SCOTS – Interview July 2000
Malcolm MacGregor’s spectacular images capture not just the wild, dramatic beauty of the Scottish Highlands, but also a sublime, almost transcendental quality in the landscape. He spoke with Bruce MacWilliam about the agony and the ecstasy of waiting for the Highland Light.
Malcolm MacGregor spent 16 years soldiering with the Scots Guards, a stint that took him all over the world and taught him the iron discipline, the self-reliance and gritty determination essential for survival in the military. Now, with his Army years behind him, those same qualities are very much part of his professional kit as a Scottish landscape photographer. He does not take portraits. He does not shoot wildlife. Instead he concentrates entirely on the most challenging, the most glorious subject of all, the wild remote and generally inaccessible places in the Highlands and Islands of Scotland. Alone and unassisted he walks and climbs for days, sleeping in a bivvi bag, searching for the perfect location. But finding that site is merely the beginning, not the end. Ahead of him may stretch hours, perhaps days of waiting, waiting, waiting for the light. The results are breathtaking.
It says a lot for Malcolm MacGregor’s tenacity and for his professional skills that he consistently captures images that have the power not merely to arrest our attention but also inspire a sense of awe. Those who maintain that photography has nothing to do with art ought to look closely at these superb landscapes. The art in Malcolm MacGregor’s photography lies in the way in which his images conquer space. He levitates his camera so that it becomes a disembodied eye that gives an unblinking view of the sublime.
When I asked Malcolm why he thought he could make it as a photographer he answered without hesitation: ‘Perseverance and knowing that I do have some innate skills.’ I thought he was being much too modest. ‘Well,’ he said, ‘I do have what might be called a sixth sense and that allows me not only to see what’s going on in front of me but to capture its essence through the lens. That doesn’t come naturally. You’ve got to really want to do it and persevere. You have to have inexhaustible patience. You’ve got to be prepared to wait for just the right moment when the light is perfect. I spend a huge amount of time just waiting for the light.’
Malcolm has spent time in Africa and Asia and Australia and each place, he says, has its own very special kind of light. ‘And yet to me those places can’t compare with the breathtaking grandeur of Highland light. I’ve sat out on the hill in pouring rain and then, suddenly, almost miraculously, the rain stops, the clouds lift like theatre curtains and you get this stunning low light slanting across the landscape.’
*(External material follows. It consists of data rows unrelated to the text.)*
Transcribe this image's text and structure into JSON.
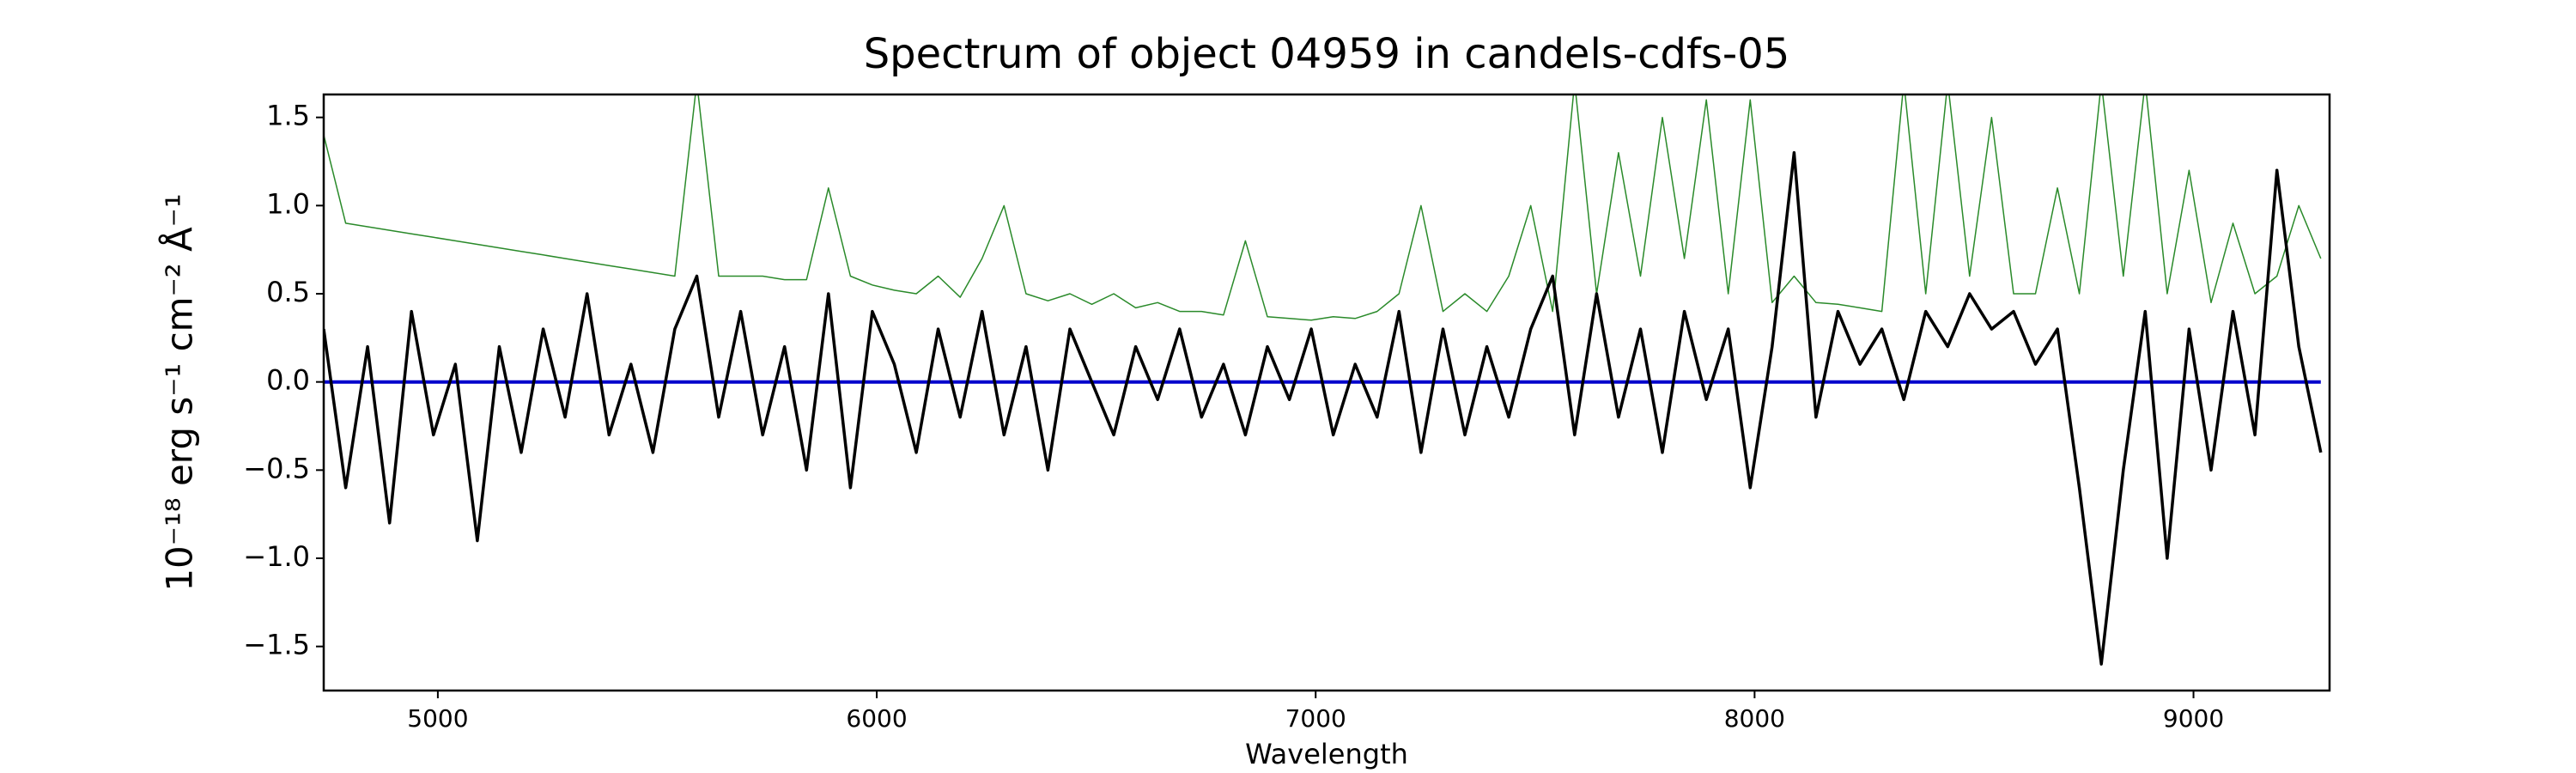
{
  "chart_data": {
    "type": "line",
    "title": "Spectrum of object 04959 in candels-cdfs-05",
    "xlabel": "Wavelength",
    "ylabel": "10⁻¹⁸ erg s⁻¹ cm⁻² Å⁻¹",
    "x": [
      4740,
      4790,
      4840,
      4890,
      4940,
      4990,
      5040,
      5090,
      5140,
      5190,
      5240,
      5290,
      5340,
      5390,
      5440,
      5490,
      5540,
      5590,
      5640,
      5690,
      5740,
      5790,
      5840,
      5890,
      5940,
      5990,
      6040,
      6090,
      6140,
      6190,
      6240,
      6290,
      6340,
      6390,
      6440,
      6490,
      6540,
      6590,
      6640,
      6690,
      6740,
      6790,
      6840,
      6890,
      6940,
      6990,
      7040,
      7090,
      7140,
      7190,
      7240,
      7290,
      7340,
      7390,
      7440,
      7490,
      7540,
      7590,
      7640,
      7690,
      7740,
      7790,
      7840,
      7890,
      7940,
      7990,
      8040,
      8090,
      8140,
      8190,
      8240,
      8290,
      8340,
      8390,
      8440,
      8490,
      8540,
      8590,
      8640,
      8690,
      8740,
      8790,
      8840,
      8890,
      8940,
      8990,
      9040,
      9090,
      9140,
      9190,
      9240,
      9290
    ],
    "series": [
      {
        "color": "#2a8a2a",
        "width": 1.5,
        "values": [
          1.4,
          0.9,
          0.88,
          0.86,
          0.84,
          0.82,
          0.8,
          0.78,
          0.76,
          0.74,
          0.72,
          0.7,
          0.68,
          0.66,
          0.64,
          0.62,
          0.6,
          1.7,
          0.6,
          0.6,
          0.6,
          0.58,
          0.58,
          1.1,
          0.6,
          0.55,
          0.52,
          0.5,
          0.6,
          0.48,
          0.7,
          1.0,
          0.5,
          0.46,
          0.5,
          0.44,
          0.5,
          0.42,
          0.45,
          0.4,
          0.4,
          0.38,
          0.8,
          0.37,
          0.36,
          0.35,
          0.37,
          0.36,
          0.4,
          0.5,
          1.0,
          0.4,
          0.5,
          0.4,
          0.6,
          1.0,
          0.4,
          1.7,
          0.5,
          1.3,
          0.6,
          1.5,
          0.7,
          1.6,
          0.5,
          1.6,
          0.45,
          0.6,
          0.45,
          0.44,
          0.42,
          0.4,
          1.7,
          0.5,
          1.7,
          0.6,
          1.5,
          0.5,
          0.5,
          1.1,
          0.5,
          1.7,
          0.6,
          1.7,
          0.5,
          1.2,
          0.45,
          0.9,
          0.5,
          0.6,
          1.0,
          0.7
        ]
      },
      {
        "color": "#0000cc",
        "width": 4,
        "values": [
          0,
          0,
          0,
          0,
          0,
          0,
          0,
          0,
          0,
          0,
          0,
          0,
          0,
          0,
          0,
          0,
          0,
          0,
          0,
          0,
          0,
          0,
          0,
          0,
          0,
          0,
          0,
          0,
          0,
          0,
          0,
          0,
          0,
          0,
          0,
          0,
          0,
          0,
          0,
          0,
          0,
          0,
          0,
          0,
          0,
          0,
          0,
          0,
          0,
          0,
          0,
          0,
          0,
          0,
          0,
          0,
          0,
          0,
          0,
          0,
          0,
          0,
          0,
          0,
          0,
          0,
          0,
          0,
          0,
          0,
          0,
          0,
          0,
          0,
          0,
          0,
          0,
          0,
          0,
          0,
          0,
          0,
          0,
          0,
          0,
          0,
          0,
          0,
          0,
          0,
          0,
          0
        ]
      },
      {
        "color": "#000000",
        "width": 3.5,
        "values": [
          0.3,
          -0.6,
          0.2,
          -0.8,
          0.4,
          -0.3,
          0.1,
          -0.9,
          0.2,
          -0.4,
          0.3,
          -0.2,
          0.5,
          -0.3,
          0.1,
          -0.4,
          0.3,
          0.6,
          -0.2,
          0.4,
          -0.3,
          0.2,
          -0.5,
          0.5,
          -0.6,
          0.4,
          0.1,
          -0.4,
          0.3,
          -0.2,
          0.4,
          -0.3,
          0.2,
          -0.5,
          0.3,
          0.0,
          -0.3,
          0.2,
          -0.1,
          0.3,
          -0.2,
          0.1,
          -0.3,
          0.2,
          -0.1,
          0.3,
          -0.3,
          0.1,
          -0.2,
          0.4,
          -0.4,
          0.3,
          -0.3,
          0.2,
          -0.2,
          0.3,
          0.6,
          -0.3,
          0.5,
          -0.2,
          0.3,
          -0.4,
          0.4,
          -0.1,
          0.3,
          -0.6,
          0.2,
          1.3,
          -0.2,
          0.4,
          0.1,
          0.3,
          -0.1,
          0.4,
          0.2,
          0.5,
          0.3,
          0.4,
          0.1,
          0.3,
          -0.6,
          -1.6,
          -0.5,
          0.4,
          -1.0,
          0.3,
          -0.5,
          0.4,
          -0.3,
          1.2,
          0.2,
          -0.4
        ]
      }
    ],
    "xlim": [
      4740,
      9310
    ],
    "xticks": [
      5000,
      6000,
      7000,
      8000,
      9000
    ],
    "ylim": [
      -1.75,
      1.63
    ],
    "yticks": [
      {
        "value": -1.5,
        "label": "−1.5"
      },
      {
        "value": -1.0,
        "label": "−1.0"
      },
      {
        "value": -0.5,
        "label": "−0.5"
      },
      {
        "value": 0,
        "label": "0.0"
      },
      0.5,
      {
        "value": 1.0,
        "label": "1.0"
      },
      1.5
    ],
    "grid": false
  }
}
He insists that light is everything in landscape photography. ‘ It’s the photographer’s reaction to the light that created the image,’ he says. ‘A special brand of light shines on the Highlands and it is at its best in spring and autumn. But combining this light with composition on film needs careful thought. While I do have an image in my mind it is important to remain open-minded. An outline idea takes me to the general area and there I think about the composition, using rocks, trees, water, or a mountain as an anchor forming the rest of the landscape around it. Then it’s a matter of waiting for the light.’
Having created a vivid, well-defined image in his mind’s eye he sometimes finds himself in the position of the famous mathematician who once said that he had had all his solutions for a long time, but did not know how he would arrive at them. ‘Yes’, he said, ‘sometimes this method fails completely because the image in the mind simply does not work on the ground. In the Highlands you have got to be prepared for the unexpected. You have to be prepared to change position or move quickly to another vantage point. This is where the human qualities of discipline and patience are essential. I am always striving for a better position or angle.’
Malcolm meticulously records not only the technical details of each shot he takes but also something personal about what was in his mind when he took the photograph.
‘Was it exhilaration, excitement, contentment?’ he asks of himself. ‘Was I in tune with my surroundings and into the rhythm of it all?’ If he answers yes to those questions then there is a good chance of a wonderful photograph. If the answer is ‘no’ then that particular image is almost certainly destined to be thrown out.
I wondered whether he felt, as so many Scots do, that there was a spiritual quality about the interplay of light and landscape in the Highlands. ‘I’m not one who would claim to have second sight’, he says ‘and yet there is something very powerful, very emotional going on up there and one feels that all the more so when one is alone. In Sutherland and in Wester Ross there are vast open spaces that really are awe-
inspiring. Most people in Britain have never seen them and probably never will. And that’s part of the attraction for me. These are wild places – among the last really wild places in Europe. It is possible to be out there and to be utterly alone.’